Welcome to our homeschooling page for information and links for anything to do with teaching your child and developing their learning
Why do parents make the decision to home-school their children?
There are so many reasons that people decide to take their children out of school and start to teach them at home.
Beginning to home educate your child can be scary. There are a lot of things to think about like 'Will my child become isolated with no friends?', How will I be able to help them learn?', 'Will I be breaking the law?' 'How will my child cope? and many more questions. But for some children it can be the right decision to make.
You will have so much to think about from working out what kind of homeschooling do you want, how will you teach your child, how will you find the resources you need and will it be the best thing for your child. It is a leap into the unknown and a journey that you can both share and learn through together. If you do decide to take this step, then your confidence will grow along with the confidence of your child.
So how do you actually get the ball rolling?
You have to de-register your child from school, and how you do this will depend on where you live. In some areas, this is done by simply writing to the headteacher and stating that you would like your child to be de-registered because you are homeschooling them from this date. In other areas, this might be slightly different.

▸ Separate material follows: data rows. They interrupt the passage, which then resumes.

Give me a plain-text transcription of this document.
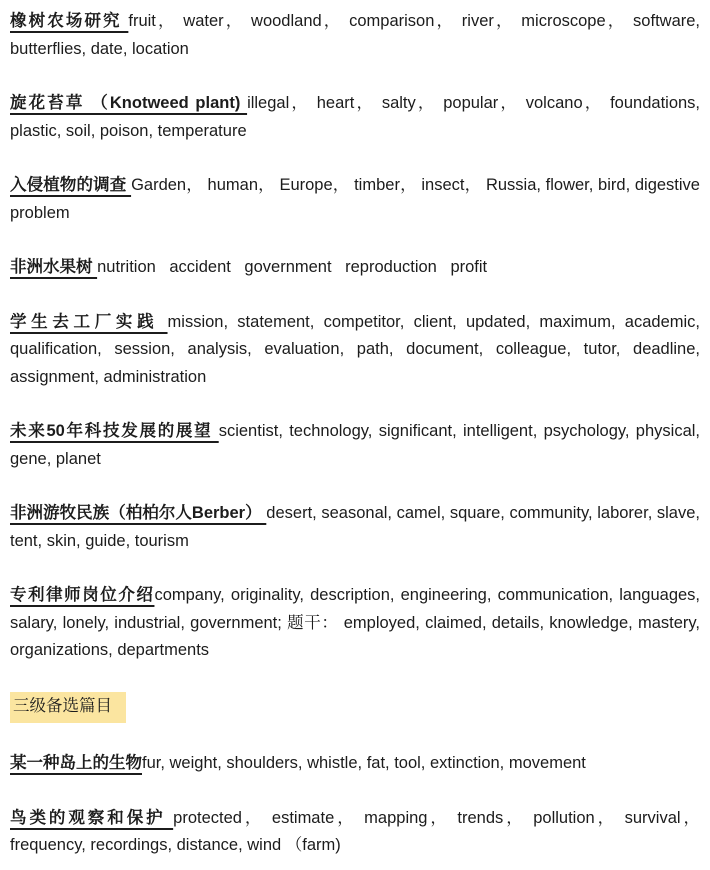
橡树农场研究 fruit， water， woodland， comparison， river， microscope， software, butterflies, date, location

旋花苔草 （Knotweed plant) illegal， heart， salty， popular， volcano， foundations, plastic, soil, poison, temperature

入侵植物的调查 Garden， human， Europe， timber， insect， Russia, flower, bird, digestive problem

非洲水果树 nutrition accident government reproduction profit

学生去工厂实践 mission, statement, competitor, client, updated, maximum, academic, qualification, session, analysis, evaluation, path, document, colleague, tutor, deadline, assignment, administration

未来50年科技发展的展望 scientist, technology, significant, intelligent, psychology, physical, gene, planet

非洲游牧民族（柏柏尔人Berber） desert, seasonal, camel, square, community, laborer, slave, tent, skin, guide, tourism

专利律师岗位介绍company, originality, description, engineering, communication, languages, salary, lonely, industrial, government; 题干： employed, claimed, details, knowledge, mastery, organizations, departments

三级备选篇目

某一种岛上的生物fur, weight, shoulders, whistle, fat, tool, extinction, movement

鸟类的观察和保护 protected， estimate， mapping， trends， pollution， survival， frequency, recordings, distance, wind （farm)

It also becomes more complicated if your child is disabled or has special educational needs and has a SEND document.
In all cases, it is best to check you local areas rules on homeschooling by looking at your borough's website.

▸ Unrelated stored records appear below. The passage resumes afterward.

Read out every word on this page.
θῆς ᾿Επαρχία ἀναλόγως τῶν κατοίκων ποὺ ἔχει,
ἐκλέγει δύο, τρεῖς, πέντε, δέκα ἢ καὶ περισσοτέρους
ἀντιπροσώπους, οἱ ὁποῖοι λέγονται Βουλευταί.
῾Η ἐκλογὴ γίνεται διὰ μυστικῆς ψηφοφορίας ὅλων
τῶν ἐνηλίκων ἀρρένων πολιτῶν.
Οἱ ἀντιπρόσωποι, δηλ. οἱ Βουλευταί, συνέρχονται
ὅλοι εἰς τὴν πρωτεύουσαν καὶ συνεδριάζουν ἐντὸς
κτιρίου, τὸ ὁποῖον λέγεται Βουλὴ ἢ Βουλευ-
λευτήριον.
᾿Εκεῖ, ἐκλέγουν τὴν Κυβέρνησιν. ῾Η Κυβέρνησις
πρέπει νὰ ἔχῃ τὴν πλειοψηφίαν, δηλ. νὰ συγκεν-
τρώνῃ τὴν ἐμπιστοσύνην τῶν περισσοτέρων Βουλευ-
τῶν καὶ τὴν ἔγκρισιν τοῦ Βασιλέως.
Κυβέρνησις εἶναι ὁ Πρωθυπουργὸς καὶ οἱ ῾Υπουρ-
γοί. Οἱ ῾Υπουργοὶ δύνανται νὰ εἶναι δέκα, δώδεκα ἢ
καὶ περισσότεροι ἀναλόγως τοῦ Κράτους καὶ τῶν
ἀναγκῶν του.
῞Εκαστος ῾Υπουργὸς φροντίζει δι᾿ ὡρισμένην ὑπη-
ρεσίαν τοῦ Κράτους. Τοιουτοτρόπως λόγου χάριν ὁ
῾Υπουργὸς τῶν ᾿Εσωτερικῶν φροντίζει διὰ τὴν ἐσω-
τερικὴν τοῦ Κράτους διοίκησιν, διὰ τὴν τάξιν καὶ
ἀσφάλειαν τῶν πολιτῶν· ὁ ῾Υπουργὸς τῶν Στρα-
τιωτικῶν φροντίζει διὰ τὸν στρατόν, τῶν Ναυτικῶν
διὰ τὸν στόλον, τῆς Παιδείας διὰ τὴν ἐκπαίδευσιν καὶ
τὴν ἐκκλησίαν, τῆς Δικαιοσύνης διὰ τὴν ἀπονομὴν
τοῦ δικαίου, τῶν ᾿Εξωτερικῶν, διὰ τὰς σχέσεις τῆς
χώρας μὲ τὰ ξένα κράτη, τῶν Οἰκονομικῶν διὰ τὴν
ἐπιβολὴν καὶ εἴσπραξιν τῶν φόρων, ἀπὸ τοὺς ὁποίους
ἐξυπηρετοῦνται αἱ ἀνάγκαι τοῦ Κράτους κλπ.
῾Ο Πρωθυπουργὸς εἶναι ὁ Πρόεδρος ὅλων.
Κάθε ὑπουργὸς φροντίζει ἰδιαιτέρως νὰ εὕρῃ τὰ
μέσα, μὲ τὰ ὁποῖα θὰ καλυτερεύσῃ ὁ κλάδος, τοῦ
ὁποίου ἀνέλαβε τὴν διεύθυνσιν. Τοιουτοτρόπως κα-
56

If you are on a waiting list for a school then you will need to inform the local LA to inform them of your intentions. There is a lot of advice on just how to do this on some really good facebook pages and the internet in general. You can even print out a sample letter that you can take into school.

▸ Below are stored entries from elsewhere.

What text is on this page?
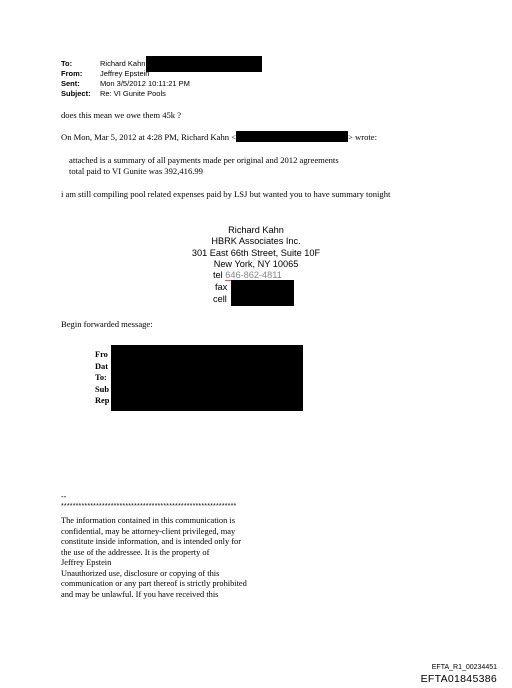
To:	Richard Kahn
From: Jeffrey Epstein
Sent:	Mon 3/5/2012 10:11:21 PM
Subject: Re: VI Gunite Pools
does this mean we owe them 45k ?
On Mon, Mar 5, 2012 at 4:28 PM, Richard Kahn <	> wrote:
attached is a summary of all payments made per original and 2012 agreements
total paid to VI Gunite was 392,416.99
i am still compiling pool related expenses paid by LSJ but wanted you to have summary tonight
Richard Kahn
HBRK Associates Inc.
301 East 66th Street, Suite 10F
New York, NY 10065
tel 646-862-4811
fax
cell
Begin forwarded message:
Fro
Dat
To:
Sub
Rep
--
************************************************************
The information contained in this communication is
confidential, may be attorney-client privileged, may
constitute inside information, and is intended only for
the use of the addressee. It is the property of
Jeffrey Epstein
Unauthorized use, disclosure or copying of this
communication or any part thereof is strictly prohibited
and may be unlawful. If you have received this
EFTA_R1_00234451
EFTA01845386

What kind of homeschooling will it be?
Structured learning or Traditional learning - is a more formal approach. This way you will use a timetable for lessons and curriculum of subjects. This might be a good approach if you think you might be planning to send your child back to school at some point. In this way, they will still be familiar with this style of learning. It might also help with children that need more structure in the day or if you have planned a timetable of clubs that you want your child to join. Some children enjoy this kind of learning as it gives them anchor points to hold onto.
Semi-Structured learning - similar to structured learning, but it might just be structured for Literacy and Numeracy and for a set time each day. Some children need some sort of structure in the day to help them, even if it is only a short time in the morning that is structured. This leaves the rest of the day to follow other interest.
Project-Based learning - The learning can be divided up into more holistic projects rather than subjects. Using a theme such as “The Ancient Egyptians”, children explore lots of different aspects of learning through a specific focus. Starting with a mind-map (see blog post) of ideas allows you to explore lots of different learning areas including Literacy and Numeracy. Use of Lapbooks for topics is a very good way to encourage reluctant writers. You also have a chance in this type of learning to include more hands-on activities such as making food dishes, dressing up and making costumes, visiting sites and museums, artwork and design and technology and so much more all around the subject.
Religious learning - Most often Christian or Muslim families, these home educating families purchase a homeschool curriculum that encompasses learning about their chosen religion; this may include scriptural and moral education too.
Charlotte Mason learning - Developed in England in the 19th century, this method encourages children to focus fully on their task as long as they are developmentally capable of, and to prioritise love of learning over facts. The arts and nature are big players in a Charlotte Mason home educating family household.
Autonomous learning is flexible. It more about following your child's interest. It allows them to decide when and what they want to learn. This approach could work well with older children. You are the facilitator rather than a teacher, providing the opportunities, experiences and resources your child needs to follow their interests. If your child didn’t respond well to the structured school system and is self-motivated, this could work well depending on their age. It is underpinned by the ideas that children do not need a set curriculum or to study a particular topic or subject but learn by rich environments around them.
Worldschooling - Home educating families who use travel as a primary method of education. Good homeschoolers using this method will ensure that their children are exposed to new and exciting adventures.
We follow a semi-structured style with Literacy and Numeracy followed 4 sometimes 5 days a week, usually in the morning. In the afternoon we follow a project style of leaning. We also have two dedicated Science lessons each week. As well as trips out.
Whatever style you choose it will have to suit the needs of your child. You might not know at first what style that will be or it might be that your style will change over time.